Bisogna veramente stare male per scrivere bene? Ora che ho Fren non ho più la mia arte. Eppure mi ama più di voi. Mi porta i cibo, mi dà i vestiti. Mi ama.

Perché devo aspettare che un’altra voragine mi inghiotta per salvarmi all’ultimo e raccontarlo al mondo? Perché la gente ama le mie storie, frutto di infelicità cronica e non riesco a raccontare il bene di Fren?

E’ come se tutti i miei traumi, le mie paure, i miei fantasmi fossero di dominio pubblico, mentre le mie gioie sono soltanto mie. Una questione privata tra me e Fren.

Voi mi amavate, lo so. Ma nonostante tutto non ero mai abbastanza, volevate sempre di più, sempre di più, fino a spezzarmi le gambe, condurmi all’abisso.

Fren mi ha trovato steso riverso sulla moquette zozza del bagno, condita da torrentelli di Jack Daniel’s che scendevano copiosi dalla mia mano ormai senza alcuna presa, sulla mia testa, al cotone su piastrella.

Fren mi ha lavato. Mi ha abbracciato. Mi ha baciato. Come Cary Grant con Ingrid Bergman.

“Ivan Dallara?”

“Seh?”

L’ennesimo studentello di Lettere. Nonostante sia vestito come un barbone ho sempre un certo charme.

“Una sigaretta?”

Me la offre esitante, con gli occhi grandi quanto tutti il volto. Lo guardo storto. Tanto vale accettare tutto, in tempi di magra.

“Seh”.

Me la accende, prende fiato mentre cerca di farsi coraggio nel pronunciare la domanda che mi fanno da sempre. Continuamente. In tv. Nei giornali. Su internet. Nei forum. Nella mia casella di posta elettronica. Nella segreteria telefonica. Pure su un numero di Cronaca Vera. Che ruba il sonno ai miei fan. Da circa tre anni.
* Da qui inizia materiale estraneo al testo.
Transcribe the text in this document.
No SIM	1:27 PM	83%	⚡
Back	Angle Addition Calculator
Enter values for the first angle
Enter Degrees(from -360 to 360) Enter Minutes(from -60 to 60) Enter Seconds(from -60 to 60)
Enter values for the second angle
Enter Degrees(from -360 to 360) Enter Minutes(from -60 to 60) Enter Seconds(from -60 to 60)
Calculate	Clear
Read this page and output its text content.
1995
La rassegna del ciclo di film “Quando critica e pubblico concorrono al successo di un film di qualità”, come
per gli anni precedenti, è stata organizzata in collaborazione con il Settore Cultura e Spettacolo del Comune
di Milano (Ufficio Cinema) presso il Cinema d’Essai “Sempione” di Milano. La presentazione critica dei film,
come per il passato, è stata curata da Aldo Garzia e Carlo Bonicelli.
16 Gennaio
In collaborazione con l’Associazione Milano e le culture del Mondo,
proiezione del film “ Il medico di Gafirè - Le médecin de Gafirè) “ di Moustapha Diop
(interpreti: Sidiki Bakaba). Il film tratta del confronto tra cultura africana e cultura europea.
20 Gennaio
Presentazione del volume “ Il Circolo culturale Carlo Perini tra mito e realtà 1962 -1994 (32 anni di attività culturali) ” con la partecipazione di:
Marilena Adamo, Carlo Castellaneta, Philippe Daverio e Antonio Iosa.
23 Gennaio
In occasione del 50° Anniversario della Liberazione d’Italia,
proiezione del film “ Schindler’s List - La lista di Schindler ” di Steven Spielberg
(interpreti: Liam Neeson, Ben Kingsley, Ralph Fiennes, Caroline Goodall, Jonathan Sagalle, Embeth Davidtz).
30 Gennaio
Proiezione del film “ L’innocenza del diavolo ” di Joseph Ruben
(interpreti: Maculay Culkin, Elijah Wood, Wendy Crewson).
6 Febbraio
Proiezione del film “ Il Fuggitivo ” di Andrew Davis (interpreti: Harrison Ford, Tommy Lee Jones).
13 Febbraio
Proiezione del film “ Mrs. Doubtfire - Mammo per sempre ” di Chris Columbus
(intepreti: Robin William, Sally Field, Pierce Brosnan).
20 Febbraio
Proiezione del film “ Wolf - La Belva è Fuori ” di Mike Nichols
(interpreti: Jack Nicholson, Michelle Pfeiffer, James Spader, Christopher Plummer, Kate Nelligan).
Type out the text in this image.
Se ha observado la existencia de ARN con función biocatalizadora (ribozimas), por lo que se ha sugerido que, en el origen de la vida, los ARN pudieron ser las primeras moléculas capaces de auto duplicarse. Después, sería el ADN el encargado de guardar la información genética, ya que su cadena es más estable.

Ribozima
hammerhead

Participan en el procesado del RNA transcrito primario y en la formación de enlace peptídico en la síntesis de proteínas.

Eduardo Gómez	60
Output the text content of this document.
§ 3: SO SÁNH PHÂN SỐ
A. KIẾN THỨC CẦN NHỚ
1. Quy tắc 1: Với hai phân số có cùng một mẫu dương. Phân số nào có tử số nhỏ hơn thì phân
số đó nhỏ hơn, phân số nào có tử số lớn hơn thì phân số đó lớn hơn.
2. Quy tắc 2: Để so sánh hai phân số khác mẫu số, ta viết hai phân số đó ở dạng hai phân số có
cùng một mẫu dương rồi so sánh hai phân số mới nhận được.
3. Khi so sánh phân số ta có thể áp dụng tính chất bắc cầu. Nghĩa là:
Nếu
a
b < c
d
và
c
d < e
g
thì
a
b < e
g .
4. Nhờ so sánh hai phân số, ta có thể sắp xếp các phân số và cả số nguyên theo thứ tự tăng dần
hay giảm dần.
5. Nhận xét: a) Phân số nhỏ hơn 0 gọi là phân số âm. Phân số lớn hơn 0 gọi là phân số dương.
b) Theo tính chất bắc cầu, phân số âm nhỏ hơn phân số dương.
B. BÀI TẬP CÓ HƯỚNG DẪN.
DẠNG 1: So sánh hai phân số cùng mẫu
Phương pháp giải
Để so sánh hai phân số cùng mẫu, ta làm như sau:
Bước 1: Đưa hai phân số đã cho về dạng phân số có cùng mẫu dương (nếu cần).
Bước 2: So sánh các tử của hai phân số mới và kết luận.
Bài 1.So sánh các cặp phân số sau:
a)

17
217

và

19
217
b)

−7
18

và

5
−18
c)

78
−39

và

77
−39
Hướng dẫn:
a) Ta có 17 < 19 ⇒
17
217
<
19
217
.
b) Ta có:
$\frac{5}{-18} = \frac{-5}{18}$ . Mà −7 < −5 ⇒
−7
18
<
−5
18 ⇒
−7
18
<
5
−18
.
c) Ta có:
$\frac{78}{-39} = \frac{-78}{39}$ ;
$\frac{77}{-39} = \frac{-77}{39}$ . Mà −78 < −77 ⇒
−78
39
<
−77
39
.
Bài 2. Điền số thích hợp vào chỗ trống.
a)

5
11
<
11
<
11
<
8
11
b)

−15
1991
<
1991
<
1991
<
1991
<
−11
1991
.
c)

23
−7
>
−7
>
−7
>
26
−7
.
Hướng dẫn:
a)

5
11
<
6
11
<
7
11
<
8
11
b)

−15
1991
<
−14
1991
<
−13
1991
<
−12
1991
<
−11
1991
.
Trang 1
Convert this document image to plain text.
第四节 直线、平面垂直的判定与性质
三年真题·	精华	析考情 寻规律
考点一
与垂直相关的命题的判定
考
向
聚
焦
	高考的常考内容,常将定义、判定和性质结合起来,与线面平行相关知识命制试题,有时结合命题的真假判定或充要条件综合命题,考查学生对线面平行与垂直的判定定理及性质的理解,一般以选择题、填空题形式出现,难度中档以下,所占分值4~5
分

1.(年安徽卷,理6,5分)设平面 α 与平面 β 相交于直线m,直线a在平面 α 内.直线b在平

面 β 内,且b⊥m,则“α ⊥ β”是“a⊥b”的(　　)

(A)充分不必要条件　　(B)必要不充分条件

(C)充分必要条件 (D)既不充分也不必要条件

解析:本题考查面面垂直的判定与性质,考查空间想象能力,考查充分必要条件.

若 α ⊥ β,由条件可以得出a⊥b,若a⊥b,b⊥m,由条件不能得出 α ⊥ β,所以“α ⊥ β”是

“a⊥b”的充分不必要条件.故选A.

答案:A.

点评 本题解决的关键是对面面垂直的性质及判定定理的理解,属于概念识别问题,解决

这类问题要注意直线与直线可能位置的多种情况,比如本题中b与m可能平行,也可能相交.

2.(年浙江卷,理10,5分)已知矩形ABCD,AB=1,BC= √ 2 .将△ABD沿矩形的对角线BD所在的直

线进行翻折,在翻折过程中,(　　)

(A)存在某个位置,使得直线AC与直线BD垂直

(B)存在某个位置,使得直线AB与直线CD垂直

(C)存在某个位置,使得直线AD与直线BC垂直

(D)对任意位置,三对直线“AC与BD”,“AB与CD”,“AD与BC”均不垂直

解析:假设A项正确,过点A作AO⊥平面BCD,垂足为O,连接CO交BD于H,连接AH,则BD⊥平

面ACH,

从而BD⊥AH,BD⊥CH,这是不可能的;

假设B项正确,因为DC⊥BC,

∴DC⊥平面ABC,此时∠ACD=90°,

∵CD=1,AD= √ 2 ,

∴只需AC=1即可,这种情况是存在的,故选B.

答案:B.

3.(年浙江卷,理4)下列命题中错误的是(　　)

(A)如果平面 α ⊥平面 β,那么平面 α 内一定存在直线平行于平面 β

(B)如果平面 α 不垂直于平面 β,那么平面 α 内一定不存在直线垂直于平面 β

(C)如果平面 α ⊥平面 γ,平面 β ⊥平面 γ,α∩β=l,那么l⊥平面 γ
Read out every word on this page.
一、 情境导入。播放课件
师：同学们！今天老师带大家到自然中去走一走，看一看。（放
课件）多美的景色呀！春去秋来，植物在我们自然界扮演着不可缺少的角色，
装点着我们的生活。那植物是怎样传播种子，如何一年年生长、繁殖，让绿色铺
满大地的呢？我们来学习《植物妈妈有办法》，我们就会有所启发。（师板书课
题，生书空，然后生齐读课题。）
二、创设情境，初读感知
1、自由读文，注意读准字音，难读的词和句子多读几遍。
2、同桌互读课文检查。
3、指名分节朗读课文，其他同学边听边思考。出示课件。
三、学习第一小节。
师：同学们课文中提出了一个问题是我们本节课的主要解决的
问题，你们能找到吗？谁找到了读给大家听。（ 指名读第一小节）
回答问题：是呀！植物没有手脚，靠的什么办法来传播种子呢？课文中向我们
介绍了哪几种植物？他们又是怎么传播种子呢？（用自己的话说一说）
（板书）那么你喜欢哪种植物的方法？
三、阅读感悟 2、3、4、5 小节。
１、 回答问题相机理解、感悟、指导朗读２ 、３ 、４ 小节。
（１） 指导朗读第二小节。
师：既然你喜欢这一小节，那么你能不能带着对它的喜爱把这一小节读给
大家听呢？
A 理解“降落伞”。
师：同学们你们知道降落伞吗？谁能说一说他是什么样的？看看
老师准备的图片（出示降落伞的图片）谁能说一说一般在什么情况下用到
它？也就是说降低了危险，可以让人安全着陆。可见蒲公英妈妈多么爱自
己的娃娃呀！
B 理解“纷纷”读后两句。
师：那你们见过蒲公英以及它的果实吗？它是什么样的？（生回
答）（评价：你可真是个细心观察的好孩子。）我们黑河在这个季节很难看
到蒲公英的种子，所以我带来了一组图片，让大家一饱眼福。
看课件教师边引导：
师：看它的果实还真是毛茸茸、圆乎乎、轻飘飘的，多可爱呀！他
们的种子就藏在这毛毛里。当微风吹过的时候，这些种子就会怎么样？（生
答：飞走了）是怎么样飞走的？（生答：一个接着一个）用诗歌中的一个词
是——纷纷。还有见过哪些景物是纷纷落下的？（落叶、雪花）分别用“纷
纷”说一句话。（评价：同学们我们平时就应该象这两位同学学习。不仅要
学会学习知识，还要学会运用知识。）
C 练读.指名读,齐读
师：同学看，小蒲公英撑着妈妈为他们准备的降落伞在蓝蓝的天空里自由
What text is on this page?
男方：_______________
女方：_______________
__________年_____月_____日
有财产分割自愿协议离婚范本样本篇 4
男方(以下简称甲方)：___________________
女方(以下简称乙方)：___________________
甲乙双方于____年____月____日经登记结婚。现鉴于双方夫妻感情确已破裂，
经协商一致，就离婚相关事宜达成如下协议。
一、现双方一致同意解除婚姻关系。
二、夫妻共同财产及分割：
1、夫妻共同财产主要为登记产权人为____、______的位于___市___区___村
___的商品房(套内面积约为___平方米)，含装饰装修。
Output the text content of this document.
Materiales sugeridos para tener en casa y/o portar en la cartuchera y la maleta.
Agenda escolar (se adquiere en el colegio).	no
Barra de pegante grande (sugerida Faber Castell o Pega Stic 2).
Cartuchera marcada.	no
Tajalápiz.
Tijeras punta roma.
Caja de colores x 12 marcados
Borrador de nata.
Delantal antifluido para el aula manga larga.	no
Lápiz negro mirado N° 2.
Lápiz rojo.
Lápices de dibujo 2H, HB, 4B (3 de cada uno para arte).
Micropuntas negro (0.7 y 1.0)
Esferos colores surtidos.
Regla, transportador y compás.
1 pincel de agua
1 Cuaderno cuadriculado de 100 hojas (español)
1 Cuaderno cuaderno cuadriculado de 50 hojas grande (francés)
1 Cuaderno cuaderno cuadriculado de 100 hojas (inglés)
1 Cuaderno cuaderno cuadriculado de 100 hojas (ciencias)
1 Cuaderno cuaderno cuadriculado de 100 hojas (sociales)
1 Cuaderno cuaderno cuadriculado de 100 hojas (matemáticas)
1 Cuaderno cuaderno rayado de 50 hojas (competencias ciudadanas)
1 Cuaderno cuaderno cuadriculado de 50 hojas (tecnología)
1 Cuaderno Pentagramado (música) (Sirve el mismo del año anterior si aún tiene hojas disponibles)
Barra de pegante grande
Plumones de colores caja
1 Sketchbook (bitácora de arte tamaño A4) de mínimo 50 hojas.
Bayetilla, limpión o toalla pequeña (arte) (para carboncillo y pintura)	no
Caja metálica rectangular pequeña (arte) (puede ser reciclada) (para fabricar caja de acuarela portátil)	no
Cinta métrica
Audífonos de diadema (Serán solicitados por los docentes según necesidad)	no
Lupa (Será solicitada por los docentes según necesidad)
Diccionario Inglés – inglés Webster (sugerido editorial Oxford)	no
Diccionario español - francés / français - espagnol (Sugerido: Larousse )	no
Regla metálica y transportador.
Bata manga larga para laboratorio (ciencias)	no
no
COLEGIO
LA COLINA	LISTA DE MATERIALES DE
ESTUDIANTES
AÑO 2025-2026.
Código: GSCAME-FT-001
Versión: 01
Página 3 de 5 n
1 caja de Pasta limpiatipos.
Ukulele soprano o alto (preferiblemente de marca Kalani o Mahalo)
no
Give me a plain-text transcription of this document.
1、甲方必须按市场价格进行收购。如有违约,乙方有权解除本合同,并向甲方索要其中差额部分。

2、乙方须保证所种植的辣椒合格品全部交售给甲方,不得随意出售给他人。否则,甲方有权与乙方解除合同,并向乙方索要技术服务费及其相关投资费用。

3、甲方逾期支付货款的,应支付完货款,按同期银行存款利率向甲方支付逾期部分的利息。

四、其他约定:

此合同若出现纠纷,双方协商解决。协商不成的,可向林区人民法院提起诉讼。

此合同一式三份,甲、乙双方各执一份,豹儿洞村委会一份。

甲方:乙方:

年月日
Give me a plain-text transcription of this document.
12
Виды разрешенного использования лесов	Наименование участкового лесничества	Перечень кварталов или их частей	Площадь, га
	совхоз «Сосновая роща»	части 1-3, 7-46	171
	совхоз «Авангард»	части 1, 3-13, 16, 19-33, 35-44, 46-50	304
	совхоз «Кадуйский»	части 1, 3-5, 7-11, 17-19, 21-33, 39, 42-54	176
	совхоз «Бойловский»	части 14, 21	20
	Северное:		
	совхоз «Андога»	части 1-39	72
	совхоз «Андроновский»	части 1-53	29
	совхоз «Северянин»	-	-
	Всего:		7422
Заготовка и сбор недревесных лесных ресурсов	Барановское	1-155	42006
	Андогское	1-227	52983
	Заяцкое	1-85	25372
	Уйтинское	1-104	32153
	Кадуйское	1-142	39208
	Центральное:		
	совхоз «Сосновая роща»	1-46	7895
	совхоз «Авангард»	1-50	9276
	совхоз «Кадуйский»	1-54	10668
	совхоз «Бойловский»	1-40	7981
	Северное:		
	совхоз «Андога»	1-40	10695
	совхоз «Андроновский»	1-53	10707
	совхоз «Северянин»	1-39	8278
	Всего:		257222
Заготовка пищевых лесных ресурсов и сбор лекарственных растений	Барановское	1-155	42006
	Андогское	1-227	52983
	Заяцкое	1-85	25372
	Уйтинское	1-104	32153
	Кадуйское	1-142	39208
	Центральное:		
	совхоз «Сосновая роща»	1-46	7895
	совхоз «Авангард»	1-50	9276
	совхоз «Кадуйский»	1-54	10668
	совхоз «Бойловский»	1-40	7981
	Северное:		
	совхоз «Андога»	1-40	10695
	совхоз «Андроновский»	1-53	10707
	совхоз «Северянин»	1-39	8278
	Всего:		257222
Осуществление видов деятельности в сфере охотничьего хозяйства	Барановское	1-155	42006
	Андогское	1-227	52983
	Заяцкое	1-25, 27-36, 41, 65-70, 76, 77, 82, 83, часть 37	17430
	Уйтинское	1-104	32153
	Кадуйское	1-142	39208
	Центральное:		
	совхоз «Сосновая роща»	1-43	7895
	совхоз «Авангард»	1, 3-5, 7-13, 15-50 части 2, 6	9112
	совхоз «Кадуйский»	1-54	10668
“Sta scrivendo qualcosa di nuovo? Quando esce il nuovo libro?”

Vorrei rispondere a questo stronzetto che non ho niente da dire. E quando un artista non ha niente da dire è meglio che stia in silenzio, altrimenti scrive solo una marea di cavolate pronte per la carta straccia. O al massimo giuste per il pomeriggio di una trasmissione generalista. Che mi sto rimettendo da una situazione complicata e da una grande delusione d’amore e ci vuole un po’ di tempo, si sa, per questo genere di cose. E invece continuo a fumarmi la mia paglia tranquillamente, gli regalo un bel sorriso e gli rispondo:

“Vedi. E’ la nostra immaginazione la causa dell’amore, non l’altra persona. Lo diceva Marcel Proust”.